Booz Allen says former employee downloaded employees’ personal data • TechCrunch

US government contractor Booz Allen Hamilton disclosed that a former employee downloaded tens of thousands of employees’ personal information from the company’s intranet.

The government and defense contractor said that one of its employees, while still employed by the company, downloaded a report containing the personal information of “employed employees as of March 29, 2021.”

A copy of Booz Allen’s website archived in March 2021 says the company has 27,600 employees, many of whom are contractors with the US government, military and intelligence agencies and have high-level security clearances.

The notice said the report downloaded by the employee included, “your name, social security number, compensation, gender, race, ethnicity, date of birth, eligibility for a US government security clearance and your status as of March 29, 2021.”

Booz Allen said the report containing the personal information was “improperly stored on an internal SharePoint site,” but did not name the circumstances that led to the discovery of the data, but rather that it “recently became aware” of employee activity.

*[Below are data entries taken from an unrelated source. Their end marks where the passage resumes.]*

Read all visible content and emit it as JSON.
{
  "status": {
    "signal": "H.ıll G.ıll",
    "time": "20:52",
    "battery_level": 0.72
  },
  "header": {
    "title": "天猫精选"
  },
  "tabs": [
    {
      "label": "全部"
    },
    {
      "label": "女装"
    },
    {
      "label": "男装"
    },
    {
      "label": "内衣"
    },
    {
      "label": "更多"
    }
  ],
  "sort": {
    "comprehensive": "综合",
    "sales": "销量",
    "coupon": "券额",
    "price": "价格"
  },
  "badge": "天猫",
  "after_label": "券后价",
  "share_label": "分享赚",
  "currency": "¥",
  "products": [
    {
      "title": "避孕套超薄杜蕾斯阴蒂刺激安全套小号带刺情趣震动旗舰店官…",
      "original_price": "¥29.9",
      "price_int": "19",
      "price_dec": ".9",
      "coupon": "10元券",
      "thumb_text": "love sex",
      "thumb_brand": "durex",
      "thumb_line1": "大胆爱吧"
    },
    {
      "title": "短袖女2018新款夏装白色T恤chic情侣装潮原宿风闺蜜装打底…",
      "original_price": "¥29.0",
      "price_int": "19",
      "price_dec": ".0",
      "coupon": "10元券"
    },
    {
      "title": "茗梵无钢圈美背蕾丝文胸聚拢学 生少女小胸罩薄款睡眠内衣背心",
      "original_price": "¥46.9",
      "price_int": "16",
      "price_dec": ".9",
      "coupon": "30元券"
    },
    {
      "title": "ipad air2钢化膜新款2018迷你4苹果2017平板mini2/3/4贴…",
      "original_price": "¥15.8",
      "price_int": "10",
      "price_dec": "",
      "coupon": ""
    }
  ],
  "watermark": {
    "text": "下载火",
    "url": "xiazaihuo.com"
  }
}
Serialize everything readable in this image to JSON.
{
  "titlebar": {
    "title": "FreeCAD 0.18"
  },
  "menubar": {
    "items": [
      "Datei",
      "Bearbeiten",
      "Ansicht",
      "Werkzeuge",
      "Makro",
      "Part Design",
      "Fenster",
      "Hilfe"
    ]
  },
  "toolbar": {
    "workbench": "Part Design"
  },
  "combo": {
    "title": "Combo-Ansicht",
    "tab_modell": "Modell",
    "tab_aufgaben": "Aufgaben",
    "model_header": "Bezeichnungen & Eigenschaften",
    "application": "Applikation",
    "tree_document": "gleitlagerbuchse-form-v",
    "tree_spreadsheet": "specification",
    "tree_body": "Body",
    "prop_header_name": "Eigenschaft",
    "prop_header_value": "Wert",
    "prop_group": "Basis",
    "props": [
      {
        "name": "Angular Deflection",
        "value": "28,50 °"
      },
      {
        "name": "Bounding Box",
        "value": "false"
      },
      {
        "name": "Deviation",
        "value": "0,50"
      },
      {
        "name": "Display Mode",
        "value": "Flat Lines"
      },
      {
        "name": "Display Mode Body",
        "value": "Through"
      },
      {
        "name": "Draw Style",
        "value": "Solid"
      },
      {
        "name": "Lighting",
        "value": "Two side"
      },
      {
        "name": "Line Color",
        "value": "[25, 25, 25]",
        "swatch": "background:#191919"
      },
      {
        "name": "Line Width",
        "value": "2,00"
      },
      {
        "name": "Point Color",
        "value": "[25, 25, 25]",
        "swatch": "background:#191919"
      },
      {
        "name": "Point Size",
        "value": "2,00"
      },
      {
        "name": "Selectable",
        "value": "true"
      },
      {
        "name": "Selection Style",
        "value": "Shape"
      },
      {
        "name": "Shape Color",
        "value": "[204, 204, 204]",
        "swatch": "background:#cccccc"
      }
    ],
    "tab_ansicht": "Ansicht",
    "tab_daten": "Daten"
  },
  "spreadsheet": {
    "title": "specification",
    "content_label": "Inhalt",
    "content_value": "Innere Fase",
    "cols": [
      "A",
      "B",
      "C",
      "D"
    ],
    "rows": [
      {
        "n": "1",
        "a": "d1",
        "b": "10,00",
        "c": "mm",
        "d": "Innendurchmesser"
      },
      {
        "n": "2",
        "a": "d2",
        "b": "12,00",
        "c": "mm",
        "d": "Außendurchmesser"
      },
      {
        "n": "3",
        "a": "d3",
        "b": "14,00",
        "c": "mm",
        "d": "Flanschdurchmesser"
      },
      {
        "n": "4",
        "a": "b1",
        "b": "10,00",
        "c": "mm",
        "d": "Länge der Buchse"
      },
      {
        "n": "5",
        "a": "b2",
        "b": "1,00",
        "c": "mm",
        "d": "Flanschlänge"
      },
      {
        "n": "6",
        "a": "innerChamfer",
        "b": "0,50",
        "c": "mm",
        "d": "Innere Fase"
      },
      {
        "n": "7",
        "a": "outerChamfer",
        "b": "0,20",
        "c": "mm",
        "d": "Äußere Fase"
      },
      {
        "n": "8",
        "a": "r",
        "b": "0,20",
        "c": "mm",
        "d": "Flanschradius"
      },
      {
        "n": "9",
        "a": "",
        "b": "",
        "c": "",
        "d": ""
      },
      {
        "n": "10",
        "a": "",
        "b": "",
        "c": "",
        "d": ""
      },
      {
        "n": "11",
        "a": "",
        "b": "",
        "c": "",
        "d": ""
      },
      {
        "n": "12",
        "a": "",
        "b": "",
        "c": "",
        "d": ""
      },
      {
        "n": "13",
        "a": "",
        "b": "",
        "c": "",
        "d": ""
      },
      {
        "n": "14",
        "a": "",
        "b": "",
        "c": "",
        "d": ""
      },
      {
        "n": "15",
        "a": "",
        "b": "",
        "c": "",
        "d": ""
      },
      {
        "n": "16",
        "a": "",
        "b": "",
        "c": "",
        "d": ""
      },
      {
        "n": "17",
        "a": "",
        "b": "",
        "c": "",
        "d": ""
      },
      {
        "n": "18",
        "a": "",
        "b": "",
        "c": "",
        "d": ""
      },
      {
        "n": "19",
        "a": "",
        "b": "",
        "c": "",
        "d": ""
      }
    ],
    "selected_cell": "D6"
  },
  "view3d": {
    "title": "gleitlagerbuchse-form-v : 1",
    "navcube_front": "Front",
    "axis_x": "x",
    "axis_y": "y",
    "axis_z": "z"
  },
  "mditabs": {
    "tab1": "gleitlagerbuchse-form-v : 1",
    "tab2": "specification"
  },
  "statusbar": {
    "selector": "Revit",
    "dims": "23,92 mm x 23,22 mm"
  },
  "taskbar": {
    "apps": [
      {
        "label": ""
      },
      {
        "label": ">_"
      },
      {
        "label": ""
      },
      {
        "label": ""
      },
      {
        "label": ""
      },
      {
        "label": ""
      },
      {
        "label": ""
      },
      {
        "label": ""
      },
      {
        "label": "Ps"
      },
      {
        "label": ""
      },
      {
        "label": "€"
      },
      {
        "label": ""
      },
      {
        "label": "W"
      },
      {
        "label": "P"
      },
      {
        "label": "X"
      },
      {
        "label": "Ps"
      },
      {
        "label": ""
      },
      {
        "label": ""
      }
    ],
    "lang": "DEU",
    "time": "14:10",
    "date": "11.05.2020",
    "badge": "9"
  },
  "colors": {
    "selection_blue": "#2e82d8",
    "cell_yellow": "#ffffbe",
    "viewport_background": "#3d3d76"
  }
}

The notice of the data breach, filed with the California Attorney General’s office this week, said the employee obtained the report on April 14, 2022. Booz Allen spokeswoman Jessica Klink said the company learned of the exposure months later on October 5.

The data breach notice stated that the now-employed employee is “directly in conflict” with company policies, but the company “does not believe that the individual intended to misuse any of the personal information on the report to harm Booz Allen employees.” The individual has been charged with any criminal offences.

Updated with comments from Booz Allen.